ZIA ANSARI ZIA ANSARI - 1 month ago 11
C++ Question

Printing the singly linked list

I am a newbie to programming
Here I wrote a code for accepting and displaying the values using linked list.
However the code takes all the values but displays only the last value
Here is the code

#include <iostream>
using namespace std;
struct node {
int value;
node* next;
};
class llist {
public:
void create();
void display();
node* head = NULL;
};
void llist::create()
{
struct node* temp;
temp = NULL;
struct node* p;
p = new struct node;
cin >> p->value;

if (head == NULL) {
head = p;
}

else {
temp = head;
while (temp->next != NULL) {
temp = temp->next;
}
temp->value = p->value;
temp->next = NULL;
}
}

void llist::display()
{
struct node* temp = head;
while (temp != NULL) {
cout << "VALUE:" << temp->value << endl;
temp = temp->next;
}
}

int main()
{
int n, i;
llist l1;
cin >> n;
for (i = 0; i < n; i++)
l1.create();
cout << "Displaying list\n";
l1.display();
return 0;
}


Input:

4

1

2

3

4

Displaying list

VALUE:4

I am wondering what went wrong...

Answer Source

Change this:

else {
    temp = head;
    while (temp->next != NULL) {
        temp = temp->next;
    }
    temp->value = p->value;
    temp->next = NULL;
}

to this:

else {
    temp = head;
    while (temp->next != NULL) {
        temp = temp->next;
    }
    temp->next = p;
}

When inserting a new element at the end of a linked list, you find the last element inside the while loop and put it in the temp variable.
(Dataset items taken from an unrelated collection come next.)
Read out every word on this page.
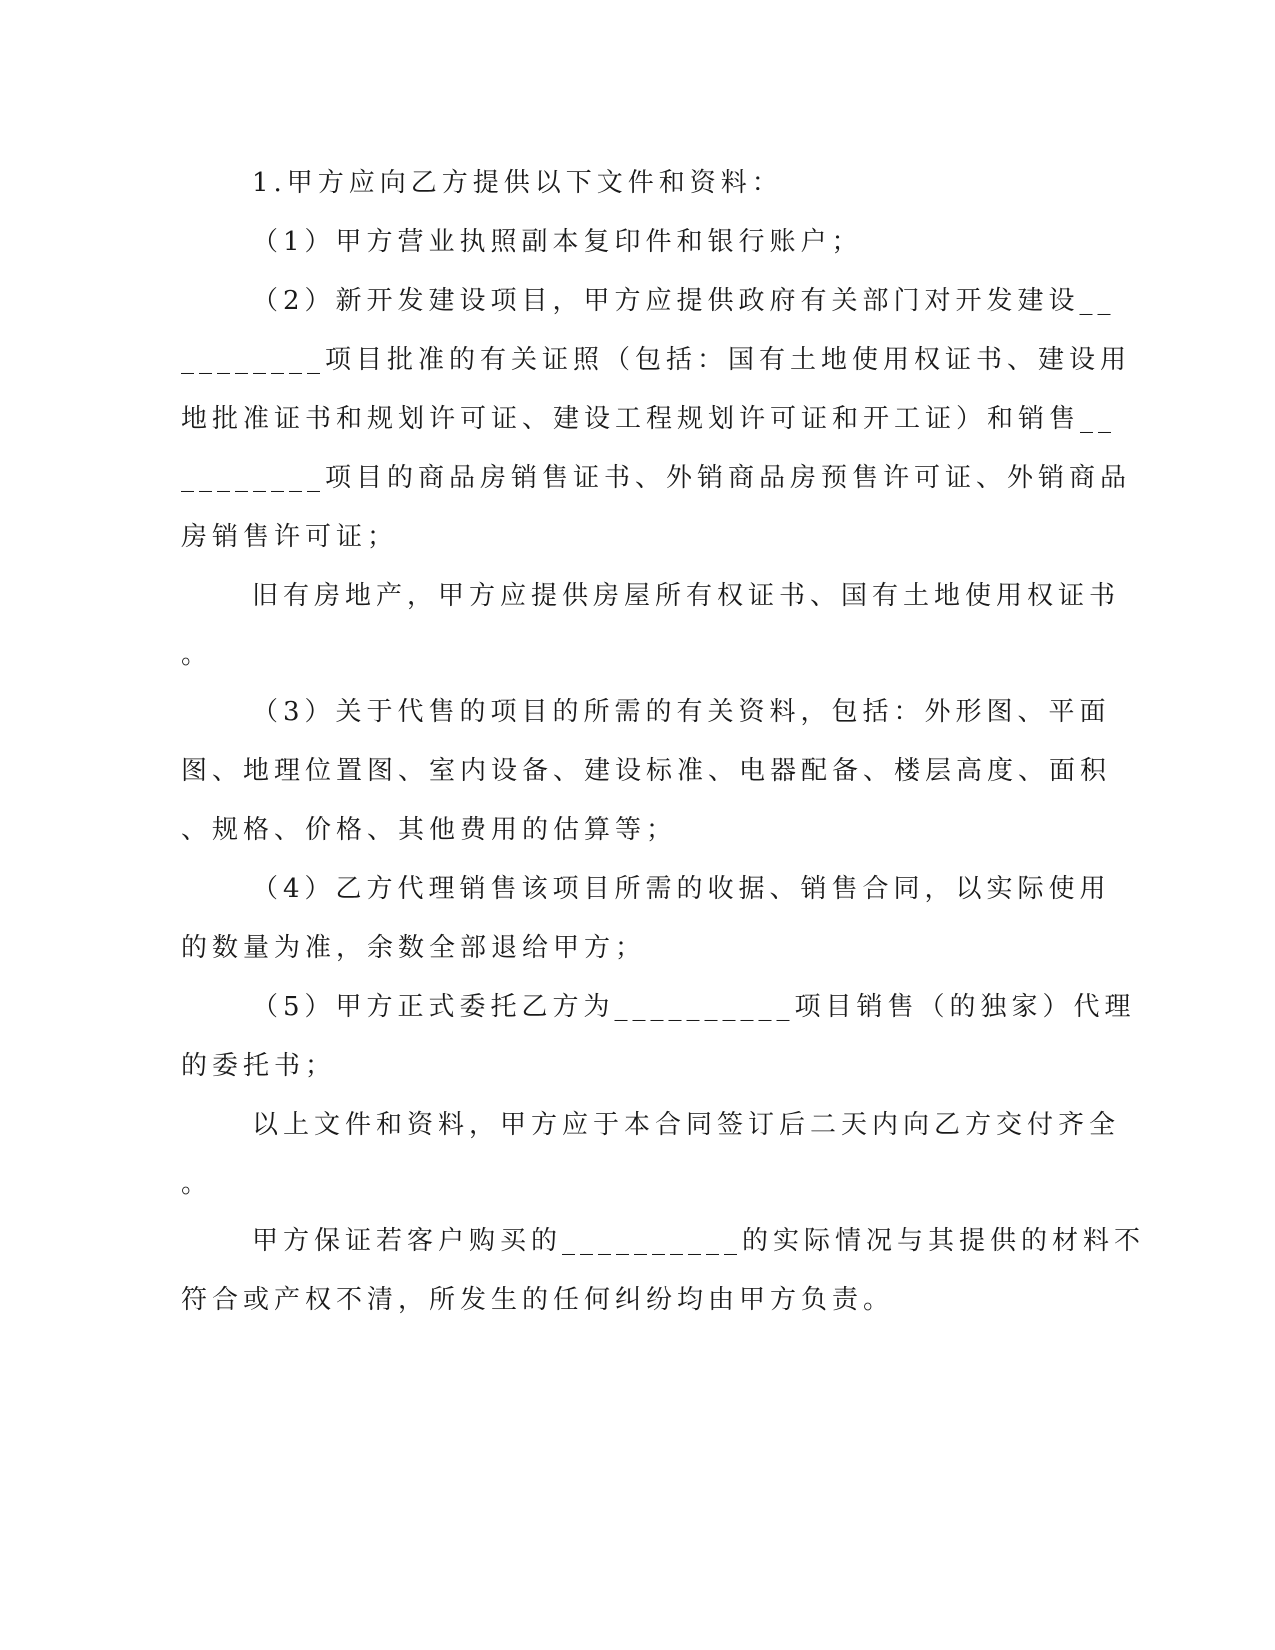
1.甲方应向乙方提供以下文件和资料：
（1）甲方营业执照副本复印件和银行账户；
（2）新开发建设项目，甲方应提供政府有关部门对开发建设__
________项目批准的有关证照（包括：国有土地使用权证书、建设用
地批准证书和规划许可证、建设工程规划许可证和开工证）和销售__
________项目的商品房销售证书、外销商品房预售许可证、外销商品
房销售许可证；
旧有房地产，甲方应提供房屋所有权证书、国有土地使用权证书
。
（3）关于代售的项目的所需的有关资料，包括：外形图、平面
图、地理位置图、室内设备、建设标准、电器配备、楼层高度、面积
、规格、价格、其他费用的估算等；
（4）乙方代理销售该项目所需的收据、销售合同，以实际使用
的数量为准，余数全部退给甲方；
（5）甲方正式委托乙方为__________项目销售（的独家）代理
的委托书；
以上文件和资料，甲方应于本合同签订后二天内向乙方交付齐全
。
甲方保证若客户购买的__________的实际情况与其提供的材料不
符合或产权不清，所发生的任何纠纷均由甲方负责。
Then you assign its next value to your new p element. The way you were doing before, you were just overriding the integer number of the last element. That is why when you printed your list you only got the last number you entered.

Also, when creating a new element p, be sure to initialize its next value to NULL:

p = new struct node;
p->next = NULL;